You’re never going to achieve total accuracy… and that’s okay! It’s better to have rough data than none at all.
Example: “Remembering and writing everything down feels like a big chore and I often forget to do it.”
- My best advice here would be to attach your new habit of tracking your food to an existing one. For example, you might like to regularly update MyFitnessPal at the end of the day, or when you wash up after a meal.
- Always keep your priorities in mind. Remind yourself why you’re tracking, why that’s important, and what you stand to gain from it.
- Rather than stressing about how much of a chore it is, train your brain to focus on the positives. Looking through the data you’ve collected and drawing conclusions can be great fun, and remember to congratulate yourself on even the tiniest bits of progress.
Nutrition tracking can be easy, feel important, and stay fun if you focus on building habits, keeping your priorities front of mind, and enjoying the learning process.
Example: “Food tracking makes me obsess over my eating and I often try to cheat the process by eating as little as possible or doing extreme things to reach my goal.”
- If you have an eating disorder or a history of disordered eating, nutrition tracking could trigger issues for you. On the other hand, it could empower you with the information you need to fuel your body rather than deprive it. If you do have a history of disordered eating, speak to a qualified therapist and start healing, my friend.
- If you’ve calculated your nutrition needs accurately and realistically, then you should never feel deprived of food or particularly restricted.
- Know that it takes a really long time to change your eating habits, so take things day by day. I absolutely do NOT expect my clients to instantly ditch their existing eating habits in favour of new ones. It’s all about making little tweaks over time to improve your diet.
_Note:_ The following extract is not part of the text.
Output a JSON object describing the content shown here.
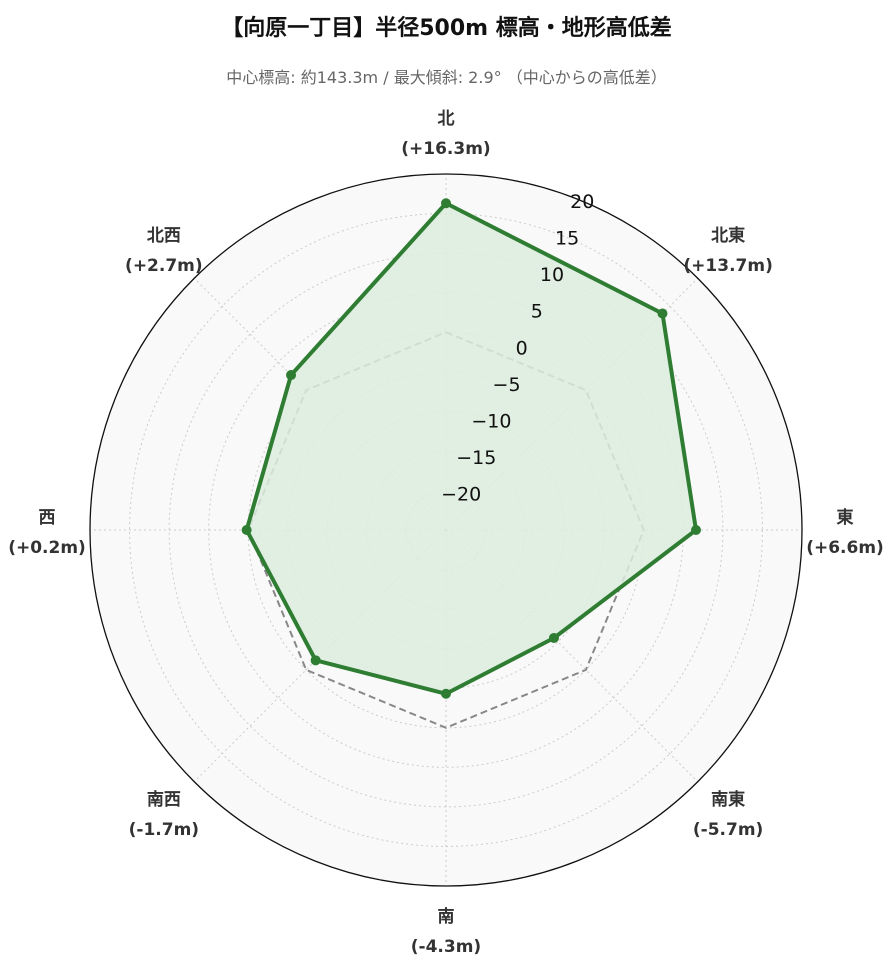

- If the process feels too intense, you could simply track your food and leave the data analysis up to a professional, such as a qualified training coach or nutritionist. They’ll be able to go over your results periodically and suggest improvements you might like to make to your diet.
It all comes down to intention and mindset: are you ready, willing, and able to be kind to yourself and your body, aim to give it what it needs, and not beat yourself up when you make mistakes?
Example: “I couldn't bear the thought of first having to admit what I eat by recording it on an app, let alone having to look back at that information without feeling terrible.”
- Shame and guilt are powerful negative emotions which often cause us to get stuck. It can help to remind yourself that nobody is perfect, and we all must start somewhere. Try to be as objective as you can when tracking and analysing nutrition data in order to stay focused on solutions, instead of problems.
- It's likely that others wouldn't dream of judging you as harshly as you might think, or as you may internally judge yourself. You're worthy of healthy self-confidence regardless of your weight, appearance, eating behaviours etc. It can be really challenging to go through the type of introspection and personal growth necessary to make long term nutrition changes, so be gentle with yourself.